Eines Tages gab ihm aber Alexej Schnaps zu trinken. Der betrunkene Bär tanzte, kugelte sich herum, stieg auf das Badehausdach, riß den Schornstein auseinander und begann die Ziegelsteine hinunterzurollen; es versammelte sich ein Haufen von Arbeitern, die ihm lachend zuschauten. Seitdem gab ihm Alexej zur Belustigung der Leute fast jeden Feiertag zu trinken, und das Tier gewöhnte sich das Saufen so an, daß es allen Arbeitern nachjagte, die nach Schnaps rochen und Alexej nicht über den Hof gehen ließ, ohne auf ihn loszustürzen. Man legte ihn an die Kette, er zertrümmerte jedoch seine Hütte und lief mit der Kette am Halse und einem Balken an ihrem Ende über den Hof, fuchtelte mit den Tatzen herum und schüttelte den Kopf. Man wollte ihn einfangen, er zerkratzte aber Tichon das Bein, warf den jungen Arbeiter Morosow zu Boden und verletzte Nikita, indem er ihn mit der Tatze am Schenkel packte. Alexej kam mit einem Hirschfänger dazu und rammte ihn dem Bären im vollen Lauf in den Bauch. Natalia sah aus dem Fenster, wie der Bär auf die Hinterbeine sank und mit den Pfoten winkte, als bitte er die wütend um ihn herum schreienden Menschen, um Verzeihung. Jemand schob Alexej diensteifrig eine scharfe Zimmermannsaxt in die Hände, der Schwager mit dem Spitzbart sprang hoch und schlug damit erst auf die eine, dann auf die andere Tatze los, – der Bär brüllte auf, ließ sich auf die zerhackten Füße sinken, nach rechts und nach links strömte das Blut und bildete auf der festgestampften Erde tiefrote Lachen. Das Tier gab jämmerlich brüllend den Kopf einem neuen Hieb preis, und Alexej versenkte die Axt in das Genick des Bären wie in ein Holzscheit; der Bär streckte seine Schnauze in sein Blut und die Axt saß so tief in den Knochen, daß Alexej, sich mit dem Fuß gegen den zottigen Körper stemmend, sie nur mit Mühe aus dem Schädel herausziehen konnte. Natalia war traurig um den Bären, noch trauriger aber war sie, als sie erfuhr, daß der furchtlose, geschickte immer lustige, mutwillige Schwager sich mit irgendeinem nichtigen Mädel abgab, während er sie selbst gar nicht sah.

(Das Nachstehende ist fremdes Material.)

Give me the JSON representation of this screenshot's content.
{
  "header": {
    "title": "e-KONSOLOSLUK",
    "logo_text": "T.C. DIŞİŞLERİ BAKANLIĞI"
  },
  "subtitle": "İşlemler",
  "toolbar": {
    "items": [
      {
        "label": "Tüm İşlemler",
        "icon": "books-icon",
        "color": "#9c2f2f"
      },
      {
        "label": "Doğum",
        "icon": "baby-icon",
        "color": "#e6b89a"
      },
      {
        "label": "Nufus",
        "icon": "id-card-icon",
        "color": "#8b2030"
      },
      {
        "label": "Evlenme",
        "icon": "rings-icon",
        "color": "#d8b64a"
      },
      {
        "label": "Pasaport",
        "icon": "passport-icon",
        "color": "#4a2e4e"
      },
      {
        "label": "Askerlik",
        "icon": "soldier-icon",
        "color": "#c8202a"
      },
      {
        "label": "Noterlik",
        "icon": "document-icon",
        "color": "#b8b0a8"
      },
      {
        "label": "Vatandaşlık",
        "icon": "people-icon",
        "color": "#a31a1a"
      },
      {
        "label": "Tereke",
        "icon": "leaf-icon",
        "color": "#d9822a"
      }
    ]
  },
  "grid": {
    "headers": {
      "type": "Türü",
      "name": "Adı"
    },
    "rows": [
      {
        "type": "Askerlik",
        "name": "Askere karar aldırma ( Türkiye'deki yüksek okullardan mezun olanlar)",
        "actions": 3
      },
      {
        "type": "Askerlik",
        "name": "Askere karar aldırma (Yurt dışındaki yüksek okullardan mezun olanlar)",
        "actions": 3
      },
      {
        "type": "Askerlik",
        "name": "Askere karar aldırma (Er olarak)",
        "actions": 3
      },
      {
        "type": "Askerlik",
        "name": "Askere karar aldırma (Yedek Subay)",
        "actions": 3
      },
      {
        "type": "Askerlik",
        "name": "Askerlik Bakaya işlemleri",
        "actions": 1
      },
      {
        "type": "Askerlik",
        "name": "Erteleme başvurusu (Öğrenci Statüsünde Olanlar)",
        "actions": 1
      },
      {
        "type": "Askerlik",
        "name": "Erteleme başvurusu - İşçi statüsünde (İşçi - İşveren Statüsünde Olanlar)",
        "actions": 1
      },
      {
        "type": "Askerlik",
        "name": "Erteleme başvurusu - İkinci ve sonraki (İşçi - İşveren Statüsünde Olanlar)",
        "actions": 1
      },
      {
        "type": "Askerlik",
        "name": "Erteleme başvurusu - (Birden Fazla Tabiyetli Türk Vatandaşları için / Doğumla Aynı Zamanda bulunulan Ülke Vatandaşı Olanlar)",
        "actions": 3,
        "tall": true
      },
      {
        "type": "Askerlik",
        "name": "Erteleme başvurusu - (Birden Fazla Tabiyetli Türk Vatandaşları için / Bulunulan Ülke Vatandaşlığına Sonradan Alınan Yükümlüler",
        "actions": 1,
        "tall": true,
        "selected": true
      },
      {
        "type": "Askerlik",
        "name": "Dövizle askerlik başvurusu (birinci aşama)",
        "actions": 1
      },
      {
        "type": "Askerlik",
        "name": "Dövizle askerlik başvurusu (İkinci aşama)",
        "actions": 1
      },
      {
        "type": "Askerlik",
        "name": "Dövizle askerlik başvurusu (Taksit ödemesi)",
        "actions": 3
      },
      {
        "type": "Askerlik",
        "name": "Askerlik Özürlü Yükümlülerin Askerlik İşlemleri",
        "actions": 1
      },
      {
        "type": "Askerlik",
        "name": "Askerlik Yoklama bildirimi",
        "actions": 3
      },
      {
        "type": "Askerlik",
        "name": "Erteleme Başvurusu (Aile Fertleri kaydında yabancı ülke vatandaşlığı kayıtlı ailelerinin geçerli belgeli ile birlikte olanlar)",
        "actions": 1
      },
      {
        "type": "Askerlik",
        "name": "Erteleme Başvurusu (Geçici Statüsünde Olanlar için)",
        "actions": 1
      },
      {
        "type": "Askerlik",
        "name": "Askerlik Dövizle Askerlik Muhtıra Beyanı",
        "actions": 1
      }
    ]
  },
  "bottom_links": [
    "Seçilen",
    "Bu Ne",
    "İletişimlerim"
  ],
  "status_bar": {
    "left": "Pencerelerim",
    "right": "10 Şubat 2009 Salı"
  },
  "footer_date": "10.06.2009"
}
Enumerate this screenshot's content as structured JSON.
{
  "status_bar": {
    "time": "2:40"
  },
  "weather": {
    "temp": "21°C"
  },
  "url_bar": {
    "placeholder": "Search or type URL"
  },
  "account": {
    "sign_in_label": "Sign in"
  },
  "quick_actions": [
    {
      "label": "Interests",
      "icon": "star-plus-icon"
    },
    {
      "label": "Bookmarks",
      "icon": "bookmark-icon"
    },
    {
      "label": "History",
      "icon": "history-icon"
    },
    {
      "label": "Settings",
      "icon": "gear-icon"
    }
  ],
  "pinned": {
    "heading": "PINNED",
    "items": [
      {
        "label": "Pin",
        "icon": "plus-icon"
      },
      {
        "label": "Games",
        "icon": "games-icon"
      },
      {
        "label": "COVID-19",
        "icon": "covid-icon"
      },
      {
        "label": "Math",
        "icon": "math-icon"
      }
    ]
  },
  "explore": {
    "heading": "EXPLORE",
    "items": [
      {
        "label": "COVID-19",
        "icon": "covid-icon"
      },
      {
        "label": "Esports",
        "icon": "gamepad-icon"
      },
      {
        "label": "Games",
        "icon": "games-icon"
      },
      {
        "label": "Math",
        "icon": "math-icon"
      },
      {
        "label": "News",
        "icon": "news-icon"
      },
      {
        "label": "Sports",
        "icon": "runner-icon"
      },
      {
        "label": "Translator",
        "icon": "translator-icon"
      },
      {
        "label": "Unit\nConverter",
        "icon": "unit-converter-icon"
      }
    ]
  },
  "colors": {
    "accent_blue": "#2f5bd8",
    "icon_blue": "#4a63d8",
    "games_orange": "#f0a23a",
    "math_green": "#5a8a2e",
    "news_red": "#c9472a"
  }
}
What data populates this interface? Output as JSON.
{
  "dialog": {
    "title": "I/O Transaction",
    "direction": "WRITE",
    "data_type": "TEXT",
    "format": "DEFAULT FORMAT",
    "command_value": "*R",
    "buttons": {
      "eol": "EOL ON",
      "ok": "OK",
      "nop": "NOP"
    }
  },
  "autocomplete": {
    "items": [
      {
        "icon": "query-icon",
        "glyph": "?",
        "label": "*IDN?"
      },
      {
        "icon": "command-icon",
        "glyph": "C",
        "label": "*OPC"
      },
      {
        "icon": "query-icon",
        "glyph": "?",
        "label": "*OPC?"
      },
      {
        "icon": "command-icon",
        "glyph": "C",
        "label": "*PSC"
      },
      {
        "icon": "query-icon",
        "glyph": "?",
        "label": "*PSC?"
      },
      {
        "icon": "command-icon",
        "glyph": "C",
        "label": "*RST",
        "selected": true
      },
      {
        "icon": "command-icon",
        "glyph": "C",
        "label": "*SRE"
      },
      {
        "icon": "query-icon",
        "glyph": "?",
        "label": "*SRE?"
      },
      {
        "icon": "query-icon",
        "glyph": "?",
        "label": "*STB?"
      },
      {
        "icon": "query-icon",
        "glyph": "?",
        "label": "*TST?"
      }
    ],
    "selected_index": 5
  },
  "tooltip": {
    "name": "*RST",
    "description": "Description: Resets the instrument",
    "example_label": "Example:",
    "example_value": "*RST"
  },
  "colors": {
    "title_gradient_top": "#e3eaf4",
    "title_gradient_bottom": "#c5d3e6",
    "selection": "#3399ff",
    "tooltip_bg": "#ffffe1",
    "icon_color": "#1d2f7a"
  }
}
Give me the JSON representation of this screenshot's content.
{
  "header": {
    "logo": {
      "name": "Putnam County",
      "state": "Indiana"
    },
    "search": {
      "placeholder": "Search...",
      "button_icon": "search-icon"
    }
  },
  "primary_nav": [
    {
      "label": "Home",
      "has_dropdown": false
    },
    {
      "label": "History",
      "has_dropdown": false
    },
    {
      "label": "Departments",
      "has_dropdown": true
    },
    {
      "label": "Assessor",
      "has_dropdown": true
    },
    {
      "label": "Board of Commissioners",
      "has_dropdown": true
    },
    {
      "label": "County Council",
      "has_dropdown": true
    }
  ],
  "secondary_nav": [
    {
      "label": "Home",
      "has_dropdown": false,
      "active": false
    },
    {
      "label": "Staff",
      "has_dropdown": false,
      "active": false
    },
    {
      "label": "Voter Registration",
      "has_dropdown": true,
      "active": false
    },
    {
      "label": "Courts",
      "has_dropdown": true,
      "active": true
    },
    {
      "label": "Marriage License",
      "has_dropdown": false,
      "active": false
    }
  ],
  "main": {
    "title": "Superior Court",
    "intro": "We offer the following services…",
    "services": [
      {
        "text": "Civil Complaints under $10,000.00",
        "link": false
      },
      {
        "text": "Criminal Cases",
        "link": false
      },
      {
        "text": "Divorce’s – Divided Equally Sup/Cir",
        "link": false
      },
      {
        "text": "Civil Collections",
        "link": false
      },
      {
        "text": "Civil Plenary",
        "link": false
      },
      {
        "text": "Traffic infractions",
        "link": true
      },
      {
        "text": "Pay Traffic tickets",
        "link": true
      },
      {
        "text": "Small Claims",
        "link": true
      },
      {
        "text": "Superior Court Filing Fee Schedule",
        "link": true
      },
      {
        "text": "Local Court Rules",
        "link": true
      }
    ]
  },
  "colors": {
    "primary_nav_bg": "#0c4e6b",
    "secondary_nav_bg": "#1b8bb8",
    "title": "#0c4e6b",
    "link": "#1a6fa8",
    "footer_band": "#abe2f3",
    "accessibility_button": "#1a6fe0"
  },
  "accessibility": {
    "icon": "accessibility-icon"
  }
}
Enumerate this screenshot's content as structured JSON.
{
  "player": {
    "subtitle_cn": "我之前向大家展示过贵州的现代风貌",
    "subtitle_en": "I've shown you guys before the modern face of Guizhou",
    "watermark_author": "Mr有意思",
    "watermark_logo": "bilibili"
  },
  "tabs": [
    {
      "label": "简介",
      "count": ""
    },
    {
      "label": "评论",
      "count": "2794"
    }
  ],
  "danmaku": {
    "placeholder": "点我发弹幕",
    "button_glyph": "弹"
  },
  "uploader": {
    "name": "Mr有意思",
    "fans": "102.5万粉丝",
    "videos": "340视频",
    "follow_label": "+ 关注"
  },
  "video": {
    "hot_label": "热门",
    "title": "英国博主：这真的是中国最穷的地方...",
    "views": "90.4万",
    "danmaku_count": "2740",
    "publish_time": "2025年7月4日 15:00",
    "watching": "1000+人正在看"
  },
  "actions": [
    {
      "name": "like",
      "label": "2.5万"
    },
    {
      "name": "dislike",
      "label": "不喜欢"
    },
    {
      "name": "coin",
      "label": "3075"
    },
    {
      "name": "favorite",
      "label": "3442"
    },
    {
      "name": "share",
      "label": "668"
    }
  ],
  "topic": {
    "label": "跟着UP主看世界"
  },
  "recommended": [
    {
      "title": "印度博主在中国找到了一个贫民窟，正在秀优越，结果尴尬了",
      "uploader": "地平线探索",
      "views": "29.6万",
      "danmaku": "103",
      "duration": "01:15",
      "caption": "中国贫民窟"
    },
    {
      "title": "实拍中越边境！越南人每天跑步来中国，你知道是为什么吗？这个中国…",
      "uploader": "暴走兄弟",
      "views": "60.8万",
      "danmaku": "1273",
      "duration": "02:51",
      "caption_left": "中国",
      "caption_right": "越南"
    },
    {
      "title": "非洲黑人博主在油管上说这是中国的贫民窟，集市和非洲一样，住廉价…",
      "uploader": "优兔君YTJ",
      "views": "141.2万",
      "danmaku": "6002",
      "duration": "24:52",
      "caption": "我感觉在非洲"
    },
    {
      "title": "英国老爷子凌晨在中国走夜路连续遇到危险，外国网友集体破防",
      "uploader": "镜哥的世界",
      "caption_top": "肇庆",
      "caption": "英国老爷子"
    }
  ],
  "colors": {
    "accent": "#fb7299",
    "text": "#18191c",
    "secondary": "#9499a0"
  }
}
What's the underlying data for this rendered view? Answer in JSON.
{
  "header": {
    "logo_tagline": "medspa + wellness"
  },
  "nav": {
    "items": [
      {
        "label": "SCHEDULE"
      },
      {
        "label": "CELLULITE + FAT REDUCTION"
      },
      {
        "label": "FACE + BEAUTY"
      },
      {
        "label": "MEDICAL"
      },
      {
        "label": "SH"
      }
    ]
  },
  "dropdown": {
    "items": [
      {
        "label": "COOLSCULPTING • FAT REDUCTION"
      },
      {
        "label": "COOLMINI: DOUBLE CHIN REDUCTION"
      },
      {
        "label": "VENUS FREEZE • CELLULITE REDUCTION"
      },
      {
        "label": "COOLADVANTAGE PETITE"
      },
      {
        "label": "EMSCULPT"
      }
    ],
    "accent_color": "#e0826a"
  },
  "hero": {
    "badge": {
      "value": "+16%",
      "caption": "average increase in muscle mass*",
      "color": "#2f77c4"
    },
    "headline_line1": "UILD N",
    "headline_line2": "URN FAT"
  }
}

Alle belobten ihn für seine Geschicklichkeit und seinen Mut, der Schwiegervater klopfte ihn aber auf die Schulter und rief:
»Und du sagst, du bist krank? Ach, du ...«
Nikita lief weg, und Natalia weinte so, daß ihr Mann sie erstaunt und ärgerlich fragte:
»Aber, wenn man vor dir einen Menschen tötet, – was willst du dann tun?«
Und er schrie sie an wie ein kleines Mädchen:
»Hör' auf, dummes Weib!«
Es schien ihr, daß er sie schlagen wollte, und sie erinnerte sich mit verhaltenen Tränen an die erste Nacht mit ihm, – wieviel Innigkeit und Schüchternheit hatte er damals gezeigt! Es fiel ihr ein, daß er sie noch nie geprügelt hatte, wie es alle Männer sonst mit ihren Frauen tun, und sie sagte mit unterdrücktem Schluchzen:
»Verzeih, das Tier tut mir so leid.«
»Du solltest lieber mich und nicht den Bären bedauern«, erwiderte er halblaut und schon freundlicher.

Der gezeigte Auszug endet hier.